In terms of the audience/fan score, Dana notes that these are tallied and presented in a totally different fashion than the critics. “We have ways for fans to participate as well,” she said, highlighting the three different types of rating a general user could add his or her two cents to Rotten Tomatoes’ less-highlighted audience score. First, they need to have an account on the site. When a movie has a trailer or a premiere date set, a fan can then click a box saying whether they want to go see the film or not.

Secondly, anyone with an account can “review” the movie by giving it between half a star and five, without any other input or criticism necessitated. Thirdly, a participant may leave their own review on the site, though the difference between reading .a critical review and reading a fan review is enough to make you crazy in trying to parse how these scores and reviews should be weighted.

In fact, they’re not: the audience scores are never tallied into the Tomatometer Score you see on the front page of Google; only the critics. If this kind of great schism has happened before, where fan reception is at odds with the Tomatometer score, we might not have even known to look for it before The Last Jedi. For example, last year the horror juggernaut Blumhouse added a new film to an old franchise: Jigsaw. Critics gave it 34 percent, and fans/audiences gave it…a 92 percent fresh score. Yet no articles were written on that even larger divide, in part, because no one really cares enough about the Saw films to spark an impassioned public dialogue on the movie’s finer moments. (Sorry, Jigsaw. Please don’t put my head in a bear trap or something.)

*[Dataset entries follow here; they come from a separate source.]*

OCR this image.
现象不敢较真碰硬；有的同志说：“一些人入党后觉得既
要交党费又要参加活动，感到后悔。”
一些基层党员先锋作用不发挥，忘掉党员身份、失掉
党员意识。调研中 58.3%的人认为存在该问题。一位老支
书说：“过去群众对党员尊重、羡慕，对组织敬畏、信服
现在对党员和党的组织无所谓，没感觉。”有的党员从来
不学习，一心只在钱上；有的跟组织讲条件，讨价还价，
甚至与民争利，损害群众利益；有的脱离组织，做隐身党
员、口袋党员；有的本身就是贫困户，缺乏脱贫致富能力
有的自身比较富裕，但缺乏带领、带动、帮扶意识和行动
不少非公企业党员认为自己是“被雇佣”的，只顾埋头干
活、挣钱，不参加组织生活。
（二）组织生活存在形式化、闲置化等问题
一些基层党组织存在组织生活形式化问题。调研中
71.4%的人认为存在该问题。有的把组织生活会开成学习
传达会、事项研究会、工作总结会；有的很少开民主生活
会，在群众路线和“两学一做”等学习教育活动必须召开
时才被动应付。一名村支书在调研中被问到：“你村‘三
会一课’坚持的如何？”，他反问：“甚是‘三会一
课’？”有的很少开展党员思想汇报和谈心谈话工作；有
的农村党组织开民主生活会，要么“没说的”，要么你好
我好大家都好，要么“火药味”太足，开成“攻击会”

Then right on the heels of Jedi, another movie entered, adding context to this newly discovered trend:  Bright. Bright was Netflix’s attempt at giving Max Landis a break already. (The kid’s had it tough!) Despite (or because of?) its streaming status, Bright managed to rope in A-list Will Smith and Indie-A-list’s  Joel Edgerton. This time, critics panned the film, but the audience score is almost 60 percent higher.   And unlike the traditional Hollywood argument against RT—like the site can make or break a movie before opening—Bright’s example is part of a different hypothesis: that maybe fans should pay more attention to other fan reviews than traditional criticism.

 

“Obviously, afterward, we looked at all of these different blockbusters to see if, in so far as participation by fans, was there anything out of the ordinary (with The Last Jedi)?” Dana told me. “We did see an uptick in people taking the time to post written reviews. So there was definitely a lot of passion around this one. But the number of written reviews were very similar to The Force Awakens.” 

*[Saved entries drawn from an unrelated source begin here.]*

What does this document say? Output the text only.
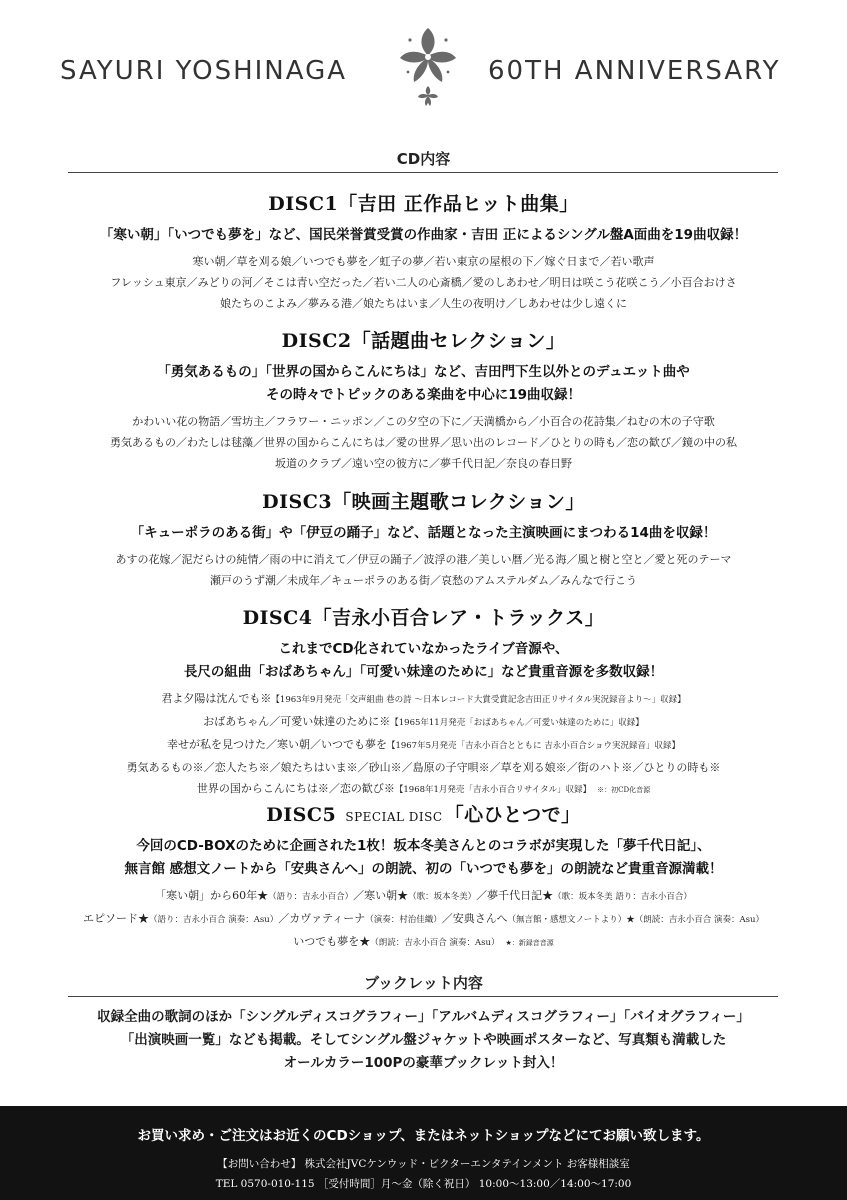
SAYURI YOSHINAGA	60TH ANNIVERSARY
CD内容
DISC1「吉田 正作品ヒット曲集」
「寒い朝」「いつでも夢を」など、国民栄誉賞受賞の作曲家・吉田 正によるシングル盤A面曲を19曲収録！
寒い朝／草を刈る娘／いつでも夢を／虹子の夢／若い東京の屋根の下／嫁ぐ日まで／若い歌声
フレッシュ東京／みどりの河／そこは青い空だった／若い二人の心斎橋／愛のしあわせ／明日は咲こう花咲こう／小百合おけさ
娘たちのこよみ／夢みる港／娘たちはいま／人生の夜明け／しあわせは少し遠くに
DISC2「話題曲セレクション」
「勇気あるもの」「世界の国からこんにちは」など、吉田門下生以外とのデュエット曲や
その時々でトピックのある楽曲を中心に19曲収録！
かわいい花の物語／雪坊主／フラワー・ニッポン／この夕空の下に／天満橋から／小百合の花詩集／ねむの木の子守歌
勇気あるもの／わたしは毬藻／世界の国からこんにちは／愛の世界／思い出のレコード／ひとりの時も／恋の歓び／鏡の中の私
坂道のクラブ／遠い空の彼方に／夢千代日記／奈良の春日野
DISC3「映画主題歌コレクション」
「キューポラのある街」や「伊豆の踊子」など、話題となった主演映画にまつわる14曲を収録！
あすの花嫁／泥だらけの純情／雨の中に消えて／伊豆の踊子／波浮の港／美しい暦／光る海／風と樹と空と／愛と死のテーマ
瀬戸のうず潮／未成年／キューポラのある街／哀愁のアムステルダム／みんなで行こう
DISC4「吉永小百合レア・トラックス」
これまでCD化されていなかったライブ音源や、
長尺の組曲「おばあちゃん」「可愛い妹達のために」など貴重音源を多数収録！
君よ夕陽は沈んでも※【1963年9月発売「交声組曲 巷の詩 ～日本レコード大賞受賞記念吉田正リサイタル実況録音より～」収録】
おばあちゃん／可愛い妹達のために※【1965年11月発売「おばあちゃん／可愛い妹達のために」収録】
幸せが私を見つけた／寒い朝／いつでも夢を【1967年5月発売「吉永小百合とともに 吉永小百合ショウ実況録音」収録】
勇気あるもの※／恋人たち※／娘たちはいま※／砂山※／島原の子守唄※／草を刈る娘※／街のハト※／ひとりの時も※
世界の国からこんにちは※／恋の歓び※【1968年1月発売「吉永小百合リサイタル」収録】 ※：初CD化音源
DISC5 SPECIAL DISC 「心ひとつで」
今回のCD-BOXのために企画された1枚！坂本冬美さんとのコラボが実現した「夢千代日記」、
無言館 感想文ノートから「安典さんへ」の朗読、初の「いつでも夢を」の朗読など貴重音源満載！
「寒い朝」から60年★（語り：吉永小百合）／寒い朝★（歌：坂本冬美）／夢千代日記★（歌：坂本冬美 語り：吉永小百合）
エピソード★（語り：吉永小百合 演奏：Asu）／カヴァティーナ（演奏：村治佳織）／安典さんへ（無言館・感想文ノートより）★（朗読：吉永小百合 演奏：Asu）
いつでも夢を★（朗読：吉永小百合 演奏：Asu） ★：新録音音源
ブックレット内容
収録全曲の歌詞のほか「シングルディスコグラフィー」「アルバムディスコグラフィー」「バイオグラフィー」
「出演映画一覧」なども掲載。そしてシングル盤ジャケットや映画ポスターなど、写真類も満載した
オールカラー100Pの豪華ブックレット封入！
お買い求め・ご注文はお近くのCDショップ、またはネットショップなどにてお願い致します。
【お問い合わせ】 株式会社JVCケンウッド・ビクターエンタテインメント お客様相談室
TEL 0570-010-115 ［受付時間］月～金（除く祝日） 10:00～13:00／14:00～17:00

But if audience scores aren’t even calculated into the final Tomatometer score, what’s in it for the person writing the fan review on the site, the person who is essentially giving free content on a website owned by a corporation that makes its money by planting butts in those seats.  And what does that mean for the career of critics who do get paid to write long-form criticism as opposed to this? Alex Marcus is a Behavioral Therapist and amateur podcaster who reads Rotten Tomatoes but finds other platforms to publish his reviews.  “Given how frequently the ‘audience rating’ indicates an overall lack of good taste, the non-critical community never seemed like one I would want to join and waste time writing reviews for,” said Alex. “I guess the bottom line is, no one wants to spend their time writing up reviews for a community that seems to have a fundamentally different set of values when it comes to assessing films.”

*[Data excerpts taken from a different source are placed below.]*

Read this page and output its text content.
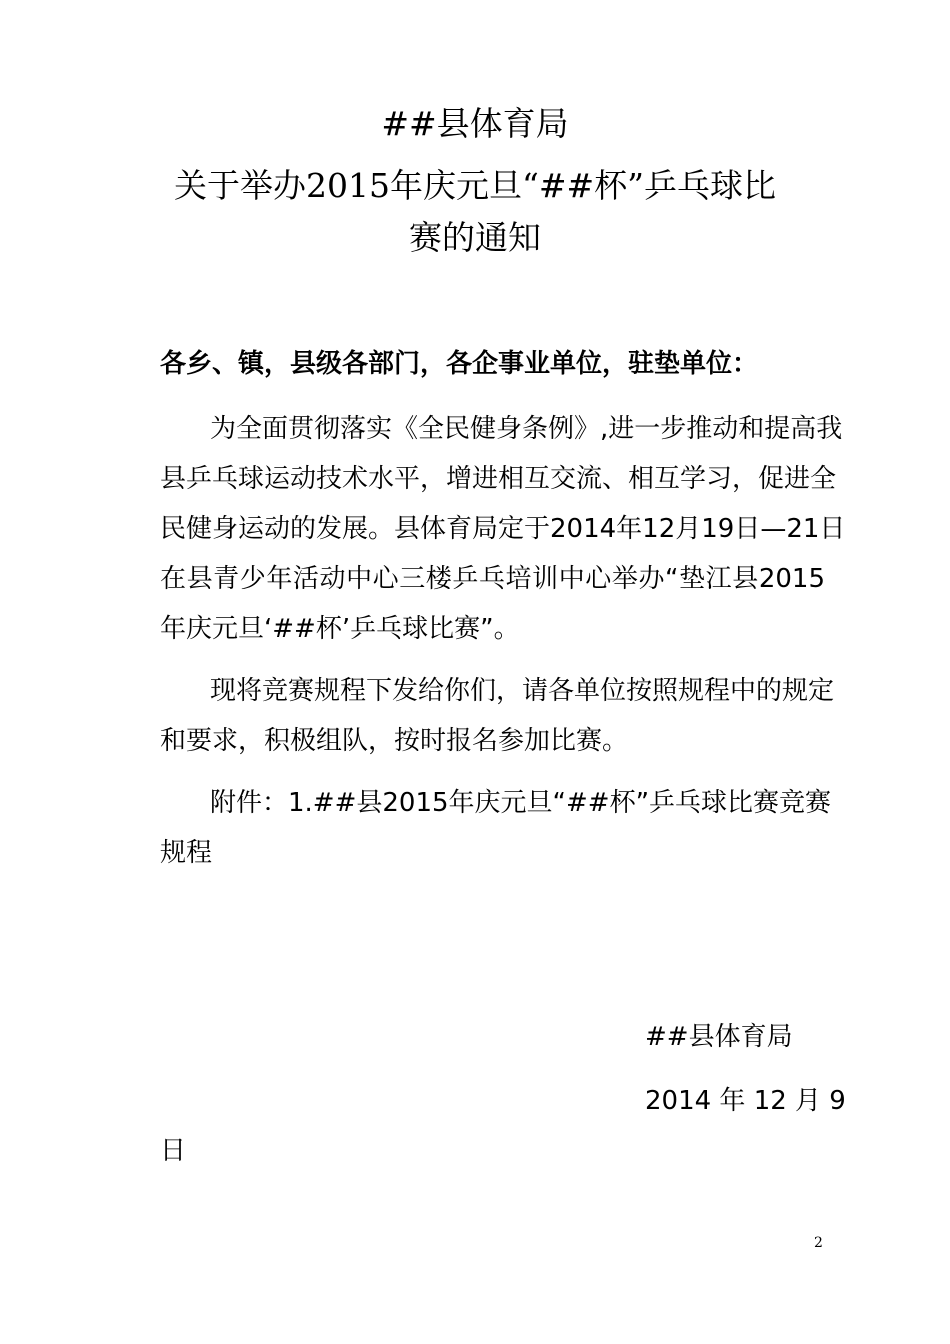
##县体育局
关于举办2015年庆元旦“##杯”乒乓球比
赛的通知
各乡、镇，县级各部门，各企事业单位，驻垫单位：
为全面贯彻落实《全民健身条例》,进一步推动和提高我
县乒乓球运动技术水平，增进相互交流、相互学习，促进全
民健身运动的发展。县体育局定于2014年12月19日—21日
在县青少年活动中心三楼乒乓培训中心举办“垫江县2015
年庆元旦‘##杯’乒乓球比赛”。
现将竞赛规程下发给你们，请各单位按照规程中的规定
和要求，积极组队，按时报名参加比赛。
附件：1.##县2015年庆元旦“##杯”乒乓球比赛竞赛
规程
##县体育局
2014 年 12 月 9
日
2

Being a fan means having a different value structure than a critic.  Fandom is more about community than it is about being the loudest voice in the room, and  Rotten Tomatoes has smartly concluded that locking fans out of the conversation would lose them the vast majority of their engaged audience. So for now, all we can do is study the data for more irregularities.

Or, you can interpret the news as Dana from Rotten Tomatoes did: “I don’t know if you want to include it, but there are very, very, very VERY passionate Star Wars fans out there.”